Me concentrei na leitura, mas ocasionalmente desviava meu olhar para os visitantes do parque. Haviam mães e babás cuidando das suas crianças, que se divertiam enquanto corriam atrás de uma bola, ou faziam seus carrinhos de controle remoto voar por cima das folhas caídas ao chão; havia o grupo de garotos se divertindo, contando piadas talvez, já que o riso deles me alcançava do outro lado do parque, e é claro, havia os casais de namorados, dividindo cestas de piqueniques e com sorrisos bobos nos lábios.

Um raio de sol atravessou a copa da arvore na qual estava sentada e banhou meu rosto. Fechei os olhos, absorvendo todo aquele calor enquanto uma brisa soprava meus cabelos para longe do rosto. Mantive meus olhos fechados por bons minutos, quando uma bola de futebol bateu na minha perna, forte o suficiente para me assustar, mas leve ao ponto de não me machucar.

- Ei moça, desculpa! – falou um dos meninos do grupo que tinha visto mais cedo rindo de sabe-se lá o que.

- Tudo bem – respondi – sem problemas.

- Te machuquei? – perguntou ele com grandes olhos castanhos.

- Não, mesmo. – respondi mais uma vez – seus amigos estão te esperando – falei enquanto olhava os outros três, que nos olhavam impacientes.

- Vem logo James! – gritou um deles

- Estou indo – gritou James de volta, e então, olhando pra mim disse – desculpe-me mais uma vez. Tchau. – e sorriu, um sorriso maravilhoso, vagamente familiar.

- Tchau – respondi de volta, e mais uma vez me concentrei na leitura.

O sol estava começando a baixar quando resolvi reunir todas as minhas coisas e ir para casa.


Meus dias seguiram assim por mais uma semana e meia. Acordar cedo, trabalhar e matar a tarde fazendo alguma coisa na cidade. Normalmente eu me sentava no parque para ler, outras vezes levava minha câmera fotográfica e tirava algumas fotos. Eu também gostava de frequentar uma loja de música no mesmo shopping em que eu trabalho. Na realidade a loja era uma mistura de música e livraria, onde você podia se sentar numa poltrona muito confortável, ao lado de CD players com qualquer livro em mãos curtir a boa musica e a boa leitura pelo tempo que você quisesse, o que era perfeito pra mim.

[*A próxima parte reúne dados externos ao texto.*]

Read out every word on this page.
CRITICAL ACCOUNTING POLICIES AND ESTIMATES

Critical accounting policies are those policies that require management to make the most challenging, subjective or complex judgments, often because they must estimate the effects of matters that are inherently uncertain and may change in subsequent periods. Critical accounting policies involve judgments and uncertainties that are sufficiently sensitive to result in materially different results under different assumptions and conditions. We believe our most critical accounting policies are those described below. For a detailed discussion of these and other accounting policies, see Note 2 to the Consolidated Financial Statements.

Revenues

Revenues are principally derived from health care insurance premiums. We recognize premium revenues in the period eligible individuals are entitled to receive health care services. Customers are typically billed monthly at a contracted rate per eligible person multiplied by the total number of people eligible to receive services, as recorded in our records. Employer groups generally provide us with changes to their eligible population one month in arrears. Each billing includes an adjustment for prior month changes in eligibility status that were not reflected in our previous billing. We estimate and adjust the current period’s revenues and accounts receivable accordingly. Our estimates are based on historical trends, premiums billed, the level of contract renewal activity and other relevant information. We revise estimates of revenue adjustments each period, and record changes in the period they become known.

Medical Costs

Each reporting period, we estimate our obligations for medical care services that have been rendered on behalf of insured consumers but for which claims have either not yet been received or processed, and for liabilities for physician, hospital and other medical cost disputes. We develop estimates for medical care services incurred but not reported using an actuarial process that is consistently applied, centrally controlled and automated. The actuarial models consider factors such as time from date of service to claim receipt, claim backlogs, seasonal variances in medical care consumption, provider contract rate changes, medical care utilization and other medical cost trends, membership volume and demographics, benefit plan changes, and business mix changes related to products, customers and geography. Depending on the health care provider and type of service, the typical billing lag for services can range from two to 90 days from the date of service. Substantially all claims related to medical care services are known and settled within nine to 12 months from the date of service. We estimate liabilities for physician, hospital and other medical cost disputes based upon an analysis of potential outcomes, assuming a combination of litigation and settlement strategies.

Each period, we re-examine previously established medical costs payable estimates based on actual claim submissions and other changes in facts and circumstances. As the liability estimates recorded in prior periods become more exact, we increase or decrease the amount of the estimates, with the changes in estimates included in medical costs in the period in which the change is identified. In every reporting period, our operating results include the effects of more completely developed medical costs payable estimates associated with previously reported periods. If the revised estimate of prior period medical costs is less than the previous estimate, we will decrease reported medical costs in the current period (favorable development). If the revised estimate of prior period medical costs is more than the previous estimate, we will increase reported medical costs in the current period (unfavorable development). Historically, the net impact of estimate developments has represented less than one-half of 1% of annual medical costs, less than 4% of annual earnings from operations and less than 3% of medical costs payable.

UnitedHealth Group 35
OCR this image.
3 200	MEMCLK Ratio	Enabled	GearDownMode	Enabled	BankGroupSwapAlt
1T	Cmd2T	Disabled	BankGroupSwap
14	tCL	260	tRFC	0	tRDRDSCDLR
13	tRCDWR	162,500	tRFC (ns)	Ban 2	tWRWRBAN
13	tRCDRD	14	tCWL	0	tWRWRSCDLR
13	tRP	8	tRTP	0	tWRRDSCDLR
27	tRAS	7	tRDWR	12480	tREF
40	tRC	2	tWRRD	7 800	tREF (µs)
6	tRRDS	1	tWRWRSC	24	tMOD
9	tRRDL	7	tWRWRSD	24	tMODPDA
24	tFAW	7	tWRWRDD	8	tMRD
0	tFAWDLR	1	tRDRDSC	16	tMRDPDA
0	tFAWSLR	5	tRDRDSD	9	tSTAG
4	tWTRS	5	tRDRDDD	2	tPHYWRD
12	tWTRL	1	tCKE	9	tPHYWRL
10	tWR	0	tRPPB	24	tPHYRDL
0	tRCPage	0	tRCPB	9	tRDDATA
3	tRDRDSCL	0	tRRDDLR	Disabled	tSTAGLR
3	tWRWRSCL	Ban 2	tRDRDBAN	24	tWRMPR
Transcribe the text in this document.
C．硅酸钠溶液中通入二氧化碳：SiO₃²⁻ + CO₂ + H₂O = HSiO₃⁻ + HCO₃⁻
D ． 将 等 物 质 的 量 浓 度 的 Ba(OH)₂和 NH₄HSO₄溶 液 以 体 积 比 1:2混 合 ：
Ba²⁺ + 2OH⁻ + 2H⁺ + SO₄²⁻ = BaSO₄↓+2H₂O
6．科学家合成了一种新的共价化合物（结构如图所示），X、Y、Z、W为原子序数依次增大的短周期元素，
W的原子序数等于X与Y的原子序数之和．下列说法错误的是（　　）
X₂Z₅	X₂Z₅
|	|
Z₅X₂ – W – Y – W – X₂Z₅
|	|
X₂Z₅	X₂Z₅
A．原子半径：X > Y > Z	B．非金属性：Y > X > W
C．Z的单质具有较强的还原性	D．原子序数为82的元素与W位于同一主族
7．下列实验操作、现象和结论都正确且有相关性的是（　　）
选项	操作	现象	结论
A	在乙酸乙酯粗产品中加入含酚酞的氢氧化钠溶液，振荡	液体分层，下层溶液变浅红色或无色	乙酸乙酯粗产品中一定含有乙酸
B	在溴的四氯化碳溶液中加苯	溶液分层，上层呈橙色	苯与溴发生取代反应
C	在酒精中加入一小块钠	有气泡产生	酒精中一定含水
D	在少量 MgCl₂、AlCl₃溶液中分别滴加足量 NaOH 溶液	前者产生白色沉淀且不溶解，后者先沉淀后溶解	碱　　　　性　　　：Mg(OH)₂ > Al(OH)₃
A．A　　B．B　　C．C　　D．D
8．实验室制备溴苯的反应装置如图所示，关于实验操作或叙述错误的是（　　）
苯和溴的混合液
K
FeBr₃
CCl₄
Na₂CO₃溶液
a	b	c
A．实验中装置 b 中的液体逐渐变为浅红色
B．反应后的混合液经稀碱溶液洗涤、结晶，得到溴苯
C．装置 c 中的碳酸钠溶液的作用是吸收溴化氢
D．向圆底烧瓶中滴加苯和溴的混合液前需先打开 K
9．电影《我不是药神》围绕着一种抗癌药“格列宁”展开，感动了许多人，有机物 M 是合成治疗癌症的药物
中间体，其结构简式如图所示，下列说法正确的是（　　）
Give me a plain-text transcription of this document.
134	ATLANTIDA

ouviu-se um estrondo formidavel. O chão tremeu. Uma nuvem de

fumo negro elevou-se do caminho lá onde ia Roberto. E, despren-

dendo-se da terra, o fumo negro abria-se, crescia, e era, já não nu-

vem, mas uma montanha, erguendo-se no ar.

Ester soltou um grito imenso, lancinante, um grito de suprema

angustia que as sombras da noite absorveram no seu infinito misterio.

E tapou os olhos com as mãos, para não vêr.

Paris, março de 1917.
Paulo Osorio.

Foi num dia desses, em que eu visitava a livraria, que me encontrei mais uma vez com o cara do parque, James.

- Hey – disse ele – você é a garota do parque não é? Aquela que eu acertei com a bola.

- Sim, sou eu – falei..

- Você mora aqui por perto? – ele perguntou – tenho te visto de relance pela redondeza.

- Na realidade não – falei de volta – eu trabalho numa das lojas do shopping, e aproveito o parque aqui perto ou então fico vagando pelas lojas ou livrarias. Nada como um bom livro e acima de tudo não ter que comprar para lê-lo. – ri – na realidade moro um pouco longe daqui, em Nothing Hill.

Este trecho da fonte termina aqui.